About: Retired after 40 years as a photojournalist working at 8 different newspapers. Now freelance photographer and fine arts landscape photographer (www.waltstricklin.com). Love the outdoors and camping. Married wi…

My brother and I have camped for more years now than we are willing to admit. We tried for years to do peach cobbler in a cast iron dutch oven. At first we had every thing wrong - wrong oven and wrong recipe. We finally got the right oven, but ended up chiseling out more burned batches of bad cobbler than what we ate. Finally a friend gave us this easy to make recipe.

Step 1: Charcoal Chimney

All Dutch oven cooking starts with coals and the most efficient way to get them is to use a charcoal chimney. Two broad sheet newspaper pages waded up in the bottom and 25 minutes later you have enough to cook just about anything. The bonus is you do not have to use any lighter fluid.

Step 2: The Right Dutch Oven

Now let's talk a little about the correct Dutch Oven. To cook with in at your campsite or in the backyard, it must have a couple of things. The lid needs to have about a 1" (2.5 cm) lip around the top to hold the coals on top. It must also have legs about 1.5" (4-5 cm).

Step 3: For Ease of Use

A lid lifter and a lid rack make things a lot easier especially when you have a lid full of 500 degree charcoal and need some place to sit it down without getting it dirty.

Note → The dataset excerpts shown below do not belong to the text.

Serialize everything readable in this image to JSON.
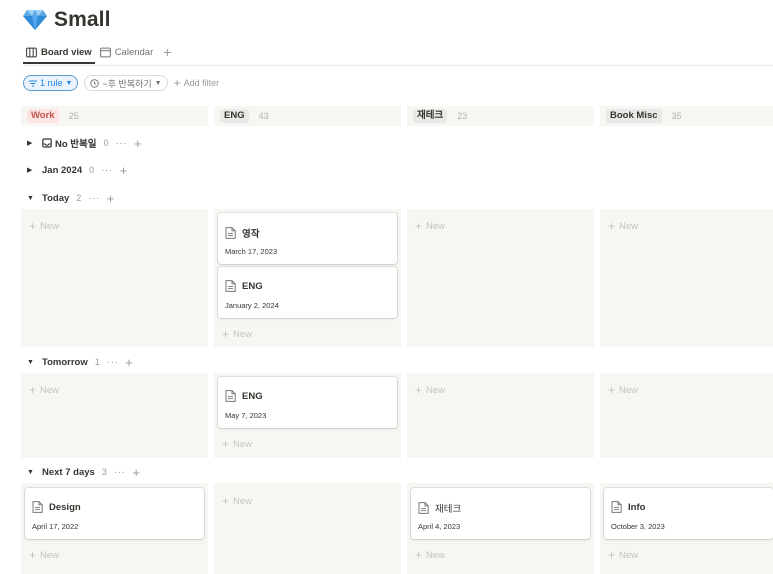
{
  "page": {
    "title": "Small",
    "icon": "gem-icon"
  },
  "views": {
    "items": [
      {
        "label": "Board view",
        "icon": "board-icon",
        "active": true
      },
      {
        "label": "Calendar",
        "icon": "calendar-icon",
        "active": false
      }
    ],
    "add": "+"
  },
  "filters": {
    "rule_label": "1 rule",
    "sort_label": "~후 반복하기",
    "add_filter_label": "Add filter"
  },
  "columns": [
    {
      "name": "Work",
      "count": "25",
      "tag_bg": "#fbe4e4",
      "tag_color": "#c4554d"
    },
    {
      "name": "ENG",
      "count": "43",
      "tag_bg": "#e9e9e7",
      "tag_color": "#37352f"
    },
    {
      "name": "재테크",
      "count": "23",
      "tag_bg": "#e9e9e7",
      "tag_color": "#37352f"
    },
    {
      "name": "Book Misc",
      "count": "35",
      "tag_bg": "#e9e9e7",
      "tag_color": "#37352f"
    }
  ],
  "groups": {
    "no_repeat": {
      "name": "No 반복일",
      "count": "0",
      "collapsed": true
    },
    "jan2024": {
      "name": "Jan 2024",
      "count": "0",
      "collapsed": true
    },
    "today": {
      "name": "Today",
      "count": "2",
      "collapsed": false
    },
    "tomorrow": {
      "name": "Tomorrow",
      "count": "1",
      "collapsed": false
    },
    "next7": {
      "name": "Next 7 days",
      "count": "3",
      "collapsed": false
    }
  },
  "group_actions": {
    "more": "···",
    "add": "+"
  },
  "new_label": "New",
  "cards": {
    "today_eng_1": {
      "title": "영작",
      "date": "March 17, 2023"
    },
    "today_eng_2": {
      "title": "ENG",
      "date": "January 2, 2024"
    },
    "tomorrow_eng_1": {
      "title": "ENG",
      "date": "May 7, 2023"
    },
    "next7_work_1": {
      "title": "Design",
      "date": "April 17, 2022"
    },
    "next7_jaetech_1": {
      "title": "재테크",
      "date": "April 4, 2023"
    },
    "next7_book_1": {
      "title": "Info",
      "date": "October 3, 2023"
    }
  },
  "colors": {
    "accent": "#2383e2",
    "cell_bg": "#f7f6f3",
    "text": "#37352f",
    "muted": "#9b9a97"
  }
}
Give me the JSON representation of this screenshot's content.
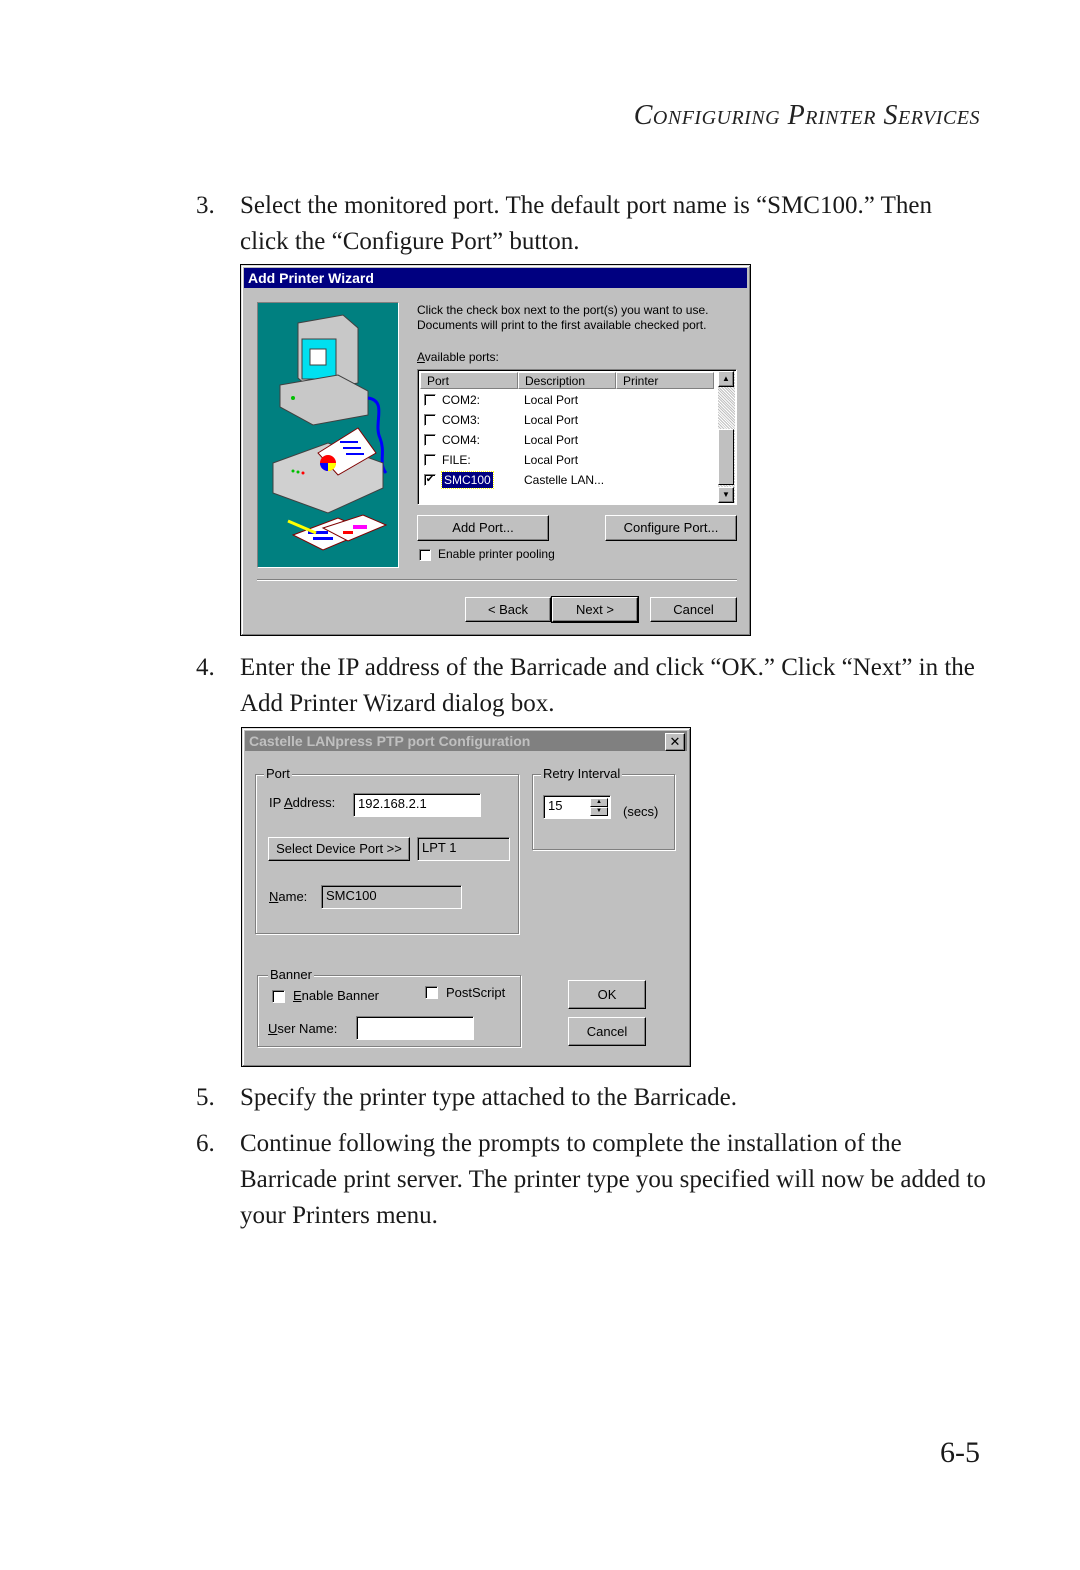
{
  "page": {
    "running_head": "Configuring Printer Services",
    "page_number": "6-5"
  },
  "steps": [
    {
      "num": "3.",
      "text": "Select the monitored port. The default port name is “SMC100.” Then click the “Configure Port” button."
    },
    {
      "num": "4.",
      "text": "Enter the IP address of the Barricade and click “OK.” Click  “Next” in the Add Printer Wizard dialog box."
    },
    {
      "num": "5.",
      "text": "Specify the printer type attached to the Barricade."
    },
    {
      "num": "6.",
      "text": "Continue following the prompts to complete the installation of the Barricade print server. The printer type you specified will now be added to your Printers menu."
    }
  ],
  "wizard": {
    "title": "Add Printer Wizard",
    "instruction_line1": "Click the check box next to the port(s) you want to use.",
    "instruction_line2": "Documents will print to the first available checked port.",
    "available_ports_label": "Available ports:",
    "columns": [
      "Port",
      "Description",
      "Printer"
    ],
    "ports": [
      {
        "port": "COM2:",
        "description": "Local Port",
        "printer": "",
        "checked": false
      },
      {
        "port": "COM3:",
        "description": "Local Port",
        "printer": "",
        "checked": false
      },
      {
        "port": "COM4:",
        "description": "Local Port",
        "printer": "",
        "checked": false
      },
      {
        "port": "FILE:",
        "description": "Local Port",
        "printer": "",
        "checked": false
      },
      {
        "port": "SMC100",
        "description": "Castelle LAN...",
        "printer": "",
        "checked": true,
        "selected": true
      }
    ],
    "add_port_label": "Add Port...",
    "configure_port_label": "Configure Port...",
    "pooling_label": "Enable printer pooling",
    "pooling_checked": false,
    "back_label": "< Back",
    "next_label": "Next >",
    "cancel_label": "Cancel",
    "scroll_up_icon": "▲",
    "scroll_down_icon": "▼"
  },
  "config": {
    "title": "Castelle LANpress PTP port  Configuration",
    "close_icon": "✕",
    "port_group_label": "Port",
    "ip_label": "IP Address:",
    "ip_value": "192.168.2.1",
    "select_device_label": "Select Device Port >>",
    "device_port_value": "LPT 1",
    "name_label": "Name:",
    "name_value": "SMC100",
    "retry_group_label": "Retry Interval",
    "retry_value": "15",
    "retry_unit": "(secs)",
    "banner_group_label": "Banner",
    "enable_banner_label": "Enable Banner",
    "enable_banner_checked": false,
    "postscript_label": "PostScript",
    "postscript_checked": false,
    "user_name_label": "User Name:",
    "user_name_value": "",
    "ok_label": "OK",
    "cancel_label": "Cancel"
  }
}
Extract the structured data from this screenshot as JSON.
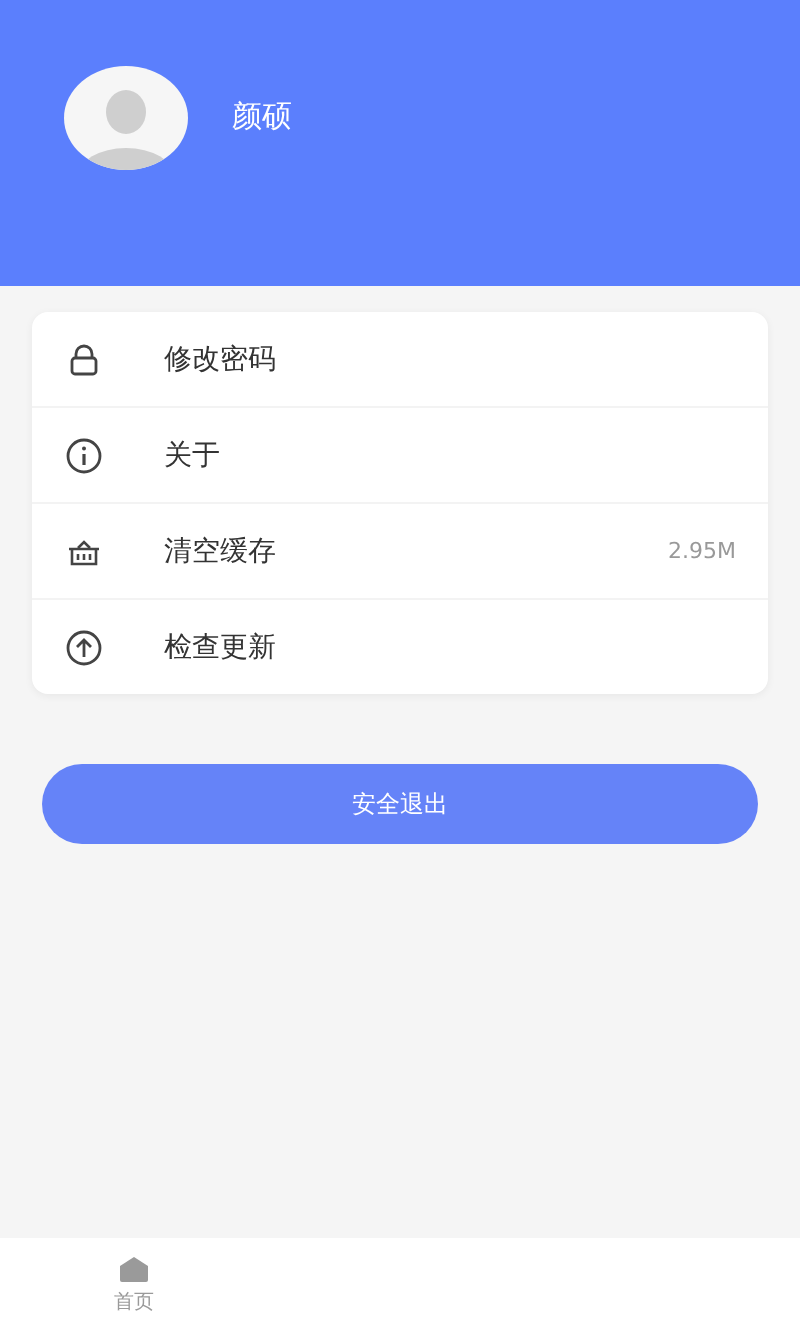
{
  "profile": {
    "name": "颜硕"
  },
  "menu": [
    {
      "kind": "lock",
      "label": "修改密码"
    },
    {
      "kind": "info",
      "label": "关于"
    },
    {
      "kind": "basket",
      "label": "清空缓存",
      "value": "2.95M"
    },
    {
      "kind": "upload",
      "label": "检查更新"
    }
  ],
  "logout_button": "安全退出",
  "tab_bar": [
    {
      "label": "首页",
      "selected": false
    }
  ]
}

Step 4: The Ingredients for the Easiest Peach Cobbler in the World.

Now the easiest part of making the peach cobbler.
1 cup of sugar
1 cup of self rising flour
1 #10 can (29 oz)  of Peach pieces or slices in heavy syrup
Sprinkle the top with cinnamon
The ratio holds for bigger batches - that is why we use it. All you have to remember is 1-1-1 and done!!

Step 5: Lightly Mix

When you put all the ingredient together, do not stir them too thoroughly. You want to still see some dry flour in the mix. It will cook into pockets of dough in the cobbler. If you mix it too much, you end up with peach cake - not bad, but also not cobbler.

Step 6: Easy Clean Up Starts in the Kitchen

Mixing in an aluminum pan and putting it in the Dutch Oven makes the clean up almost nonexistent. We just found them a couple of years ago and before that it could take a long time to chisel out the caramelized sugar of an over cooked batch.

Step 7: Charcoal for Under the Dutch Oven

Here is where the legs come in on the Dutch Oven. The legs keep the oven off the coals and let them have air to burn.

Step 8: Cooking Time About 45 Minutes

A good load of coals on top, Lid rack ready and lid lifter in place. Now we just wait and in 45 minutes we will give it the first check.

Step 9: Taking a Peak

Carefully lift the lid, put it on the lid rack and this time it was about 55 minutes.

Step 10: Chow Time - Yum!!

Add a little ice cream and you are ready to eat. This time the ice cream was easy because I took it from the freezer at home. Maybe my next Instructalbe will be "How to make Ice Cream in a plastic bag - at your campsite."